We spent a considerable amount of time on the shores of Lake Victoria, traveling for three months through Kenya and Uganda, and never made a post about this majestic lake. Here we go on our final approach to Lake Victoria, the largest lake in Africa and the primary source of the Nile River.
It is the third-largest freshwater lake, located 1134 meters above sea level, covering an area of 69,484 square kilometers. Its waters fill a shallow depression in the centre of the great plateau that stretches between the Western and Eastern Rift Valleys. Its greatest length from north to south is 337 km, its greatest breadth 240 km, and its greatest ascertained depth is 82 metres. There are many archipelagos and cliffs, and more than 200 species of fish, of which the Tilapia is the most economically important. The lake’s basin area covers 92,240 square miles (238,900 square km). The Kagera and Katonga Rivers are the most important of the lake’s affluents. The lake’s only outlet is the Victoria Nile, which exits from the northern coast.
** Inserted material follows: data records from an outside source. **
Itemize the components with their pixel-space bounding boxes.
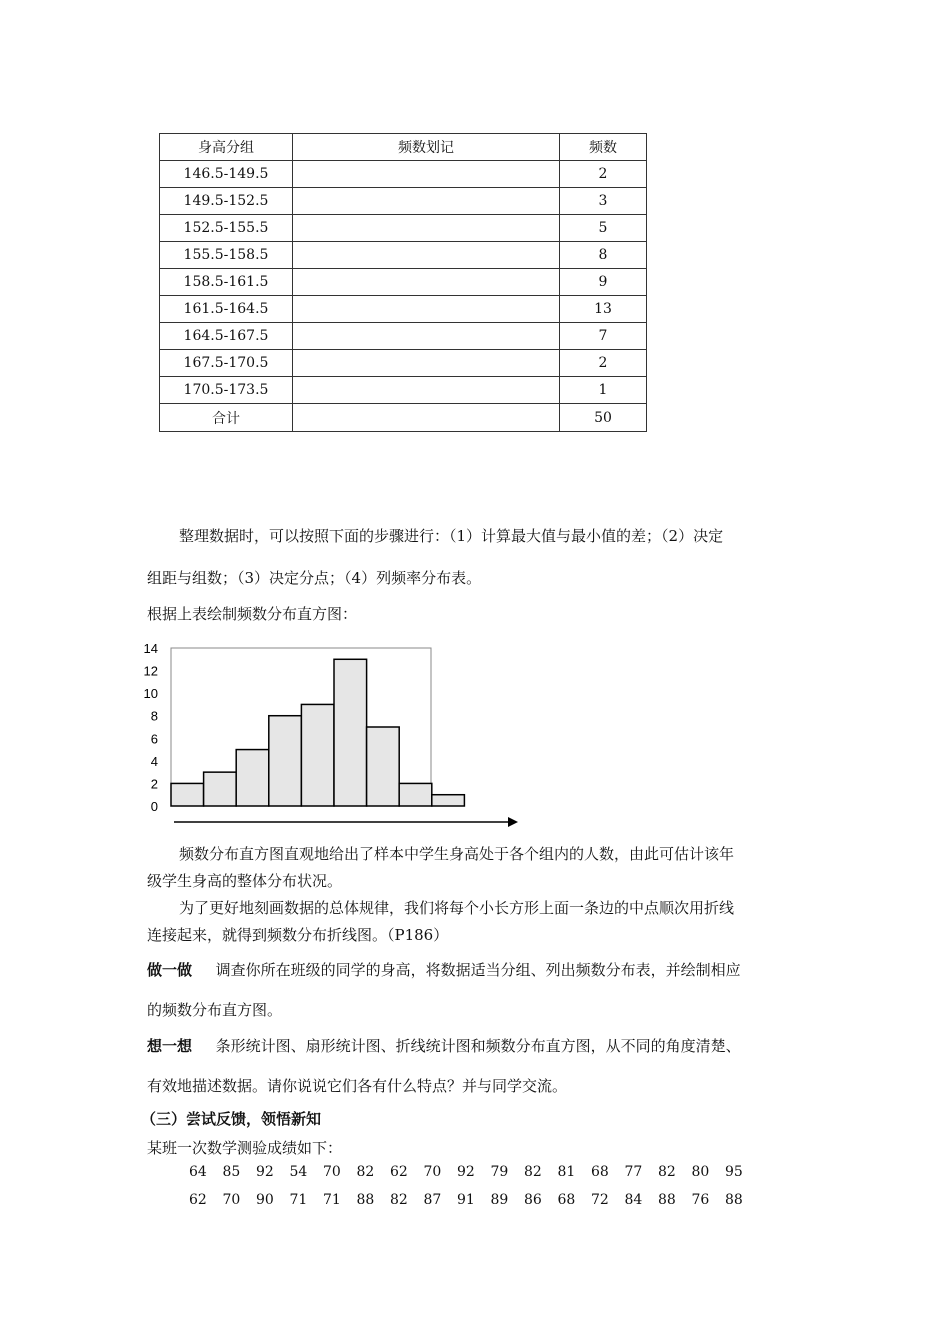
total-label: 合计 <box>160 404 293 432</box>
total-value: 50 <box>560 404 647 432</box>
cell-tally <box>293 296 560 323</box>
cell-frequency: 8 <box>560 242 647 269</box>
think-paragraph <box>147 1036 812 1056</box>
table-row <box>160 215 647 242</box>
table-row <box>160 161 647 188</box>
do-it-paragraph <box>147 960 812 980</box>
cell-frequency: 2 <box>560 350 647 377</box>
score-value: 85 <box>222 1164 241 1180</box>
score-value: 82 <box>390 1192 408 1208</box>
frequency-table <box>159 133 647 432</box>
cell-group: 158.5-161.5 <box>160 269 293 296</box>
score-value: 68 <box>591 1164 609 1180</box>
scores-row-1 <box>189 1164 759 1180</box>
steps-line-2: 组距与组数；（3）决定分点；（4）列频率分布表。 <box>147 569 482 587</box>
score-value: 88 <box>356 1192 375 1208</box>
score-value: 84 <box>624 1192 643 1208</box>
cell-group: 149.5-152.5 <box>160 188 293 215</box>
cell-group: 170.5-173.5 <box>160 377 293 404</box>
score-value: 71 <box>323 1192 341 1208</box>
think-label: 想一想 <box>147 1037 193 1055</box>
cell-frequency: 1 <box>560 377 647 404</box>
y-tick-label: 8 <box>150 708 158 724</box>
cell-tally <box>293 269 560 296</box>
y-tick-label: 6 <box>150 731 158 747</box>
score-value: 82 <box>658 1164 676 1180</box>
histogram-bar <box>432 795 465 806</box>
score-value: 68 <box>557 1192 576 1208</box>
y-tick-label: 4 <box>150 753 158 769</box>
scores-row-2 <box>189 1192 759 1208</box>
think-line-1: 条形统计图、扇形统计图、折线统计图和频数分布直方图，从不同的角度清楚、 <box>215 1037 741 1055</box>
cell-tally <box>293 215 560 242</box>
histogram-bar <box>204 772 237 806</box>
histogram-bar <box>334 659 367 806</box>
cell-tally <box>293 161 560 188</box>
cell-tally <box>293 350 560 377</box>
score-value: 71 <box>289 1192 308 1208</box>
y-tick-label: 2 <box>150 776 158 792</box>
polyline-line-2: 连接起来，就得到频数分布折线图。（P186） <box>147 926 449 944</box>
table-row <box>160 242 647 269</box>
y-tick-label: 14 <box>143 641 158 656</box>
histogram-bar <box>301 704 334 806</box>
histogram-intro: 根据上表绘制频数分布直方图： <box>147 605 358 623</box>
cell-tally <box>293 242 560 269</box>
histogram-desc-line-2: 级学生身高的整体分布状况。 <box>147 872 343 890</box>
score-value: 62 <box>390 1164 408 1180</box>
cell-group: 167.5-170.5 <box>160 350 293 377</box>
score-value: 87 <box>423 1192 442 1208</box>
histogram-bar <box>269 716 302 806</box>
score-value: 91 <box>457 1192 475 1208</box>
polyline-line-1: 为了更好地刻画数据的总体规律，我们将每个小长方形上面一条边的中点顺次用折线 <box>179 899 735 917</box>
score-value: 70 <box>423 1164 442 1180</box>
y-tick-label: 10 <box>143 686 158 702</box>
cell-frequency: 2 <box>560 161 647 188</box>
cell-group: 161.5-164.5 <box>160 296 293 323</box>
histogram-chart <box>140 636 530 830</box>
y-tick-label: 0 <box>150 799 158 814</box>
header-group: 身高分组 <box>160 134 293 161</box>
histogram-bar <box>171 783 204 806</box>
cell-group: 152.5-155.5 <box>160 215 293 242</box>
score-value: 62 <box>189 1192 207 1208</box>
think-line-2: 有效地描述数据。请你说说它们各有什么特点？并与同学交流。 <box>147 1077 568 1095</box>
cell-frequency: 7 <box>560 323 647 350</box>
score-value: 77 <box>624 1164 643 1180</box>
table-header-row <box>160 134 647 161</box>
histogram-bar <box>367 727 400 806</box>
score-value: 89 <box>490 1192 509 1208</box>
x-axis-arrowhead <box>508 817 518 827</box>
score-value: 70 <box>323 1164 341 1180</box>
score-value: 92 <box>457 1164 475 1180</box>
table-row <box>160 323 647 350</box>
cell-frequency: 13 <box>560 296 647 323</box>
score-value: 72 <box>591 1192 609 1208</box>
cell-group: 164.5-167.5 <box>160 323 293 350</box>
score-value: 90 <box>256 1192 274 1208</box>
cell-group: 146.5-149.5 <box>160 161 293 188</box>
y-tick-label: 12 <box>143 663 158 679</box>
cell-tally <box>293 323 560 350</box>
do-it-line-1: 调查你所在班级的同学的身高，将数据适当分组、列出频数分布表，并绘制相应 <box>215 961 741 979</box>
score-value: 80 <box>691 1164 710 1180</box>
cell-tally <box>293 188 560 215</box>
cell-group: 155.5-158.5 <box>160 242 293 269</box>
header-tally: 频数划记 <box>293 134 560 161</box>
header-frequency: 频数 <box>560 134 647 161</box>
table-row <box>160 188 647 215</box>
score-value: 88 <box>658 1192 676 1208</box>
score-value: 86 <box>524 1192 542 1208</box>
score-value: 70 <box>222 1192 241 1208</box>
score-value: 92 <box>256 1164 274 1180</box>
score-value: 79 <box>490 1164 509 1180</box>
cell-frequency: 5 <box>560 215 647 242</box>
table-row <box>160 296 647 323</box>
histogram-bar <box>236 750 269 806</box>
do-it-line-2: 的频数分布直方图。 <box>147 1001 283 1019</box>
score-value: 64 <box>189 1164 207 1180</box>
table-row <box>160 269 647 296</box>
score-value: 81 <box>557 1164 576 1180</box>
score-value: 54 <box>289 1164 308 1180</box>
table-row <box>160 350 647 377</box>
histogram-bar <box>399 783 432 806</box>
total-tally <box>293 404 560 432</box>
table-row <box>160 377 647 404</box>
score-value: 76 <box>691 1192 710 1208</box>
section-title: （三）尝试反馈，领悟新知 <box>141 1110 322 1128</box>
steps-line-1: 整理数据时，可以按照下面的步骤进行：（1）计算最大值与最小值的差；（2）决定 <box>179 527 724 545</box>
score-value: 82 <box>356 1164 375 1180</box>
score-value: 88 <box>725 1192 743 1208</box>
scores-intro: 某班一次数学测验成绩如下： <box>147 1139 343 1157</box>
do-it-label: 做一做 <box>147 961 193 979</box>
cell-tally <box>293 377 560 404</box>
score-value: 82 <box>524 1164 542 1180</box>
cell-frequency: 9 <box>560 269 647 296</box>
cell-frequency: 3 <box>560 188 647 215</box>
score-value: 95 <box>725 1164 743 1180</box>
table-total-row <box>160 404 647 432</box>
histogram-desc-line-1: 频数分布直方图直观地给出了样本中学生身高处于各个组内的人数，由此可估计该年 <box>179 845 735 863</box>
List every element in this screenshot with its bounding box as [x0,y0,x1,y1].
The search by Europeans for the source of the Nile led to the sighting of the lake by the British explorer John Hanning Speke in 1858. Formerly known to the Arabs as Ukerewe, the lake was named by Speke in honour of Queen Victoria of England. A detailed survey of the lake was made by Sir William Garstin in 1901. Plans for gradually raising the level of the lake’s waters were completed in 1954 with the construction of the Owen Falls Dam (now the Nalubaale Dam) on the Victoria Nile at Jinja, Uganda. The dam generates hydroelectric power on a large scale, making the lake a vast reservoir of water. A second dam, Kiira, was constructed in 1999 near Nalubaale. In the late 20th and early 21st centuries, the lake and its surrounding areas were threatened by the consequences of overfishing as well as by ecological damage from pollution and invasive species.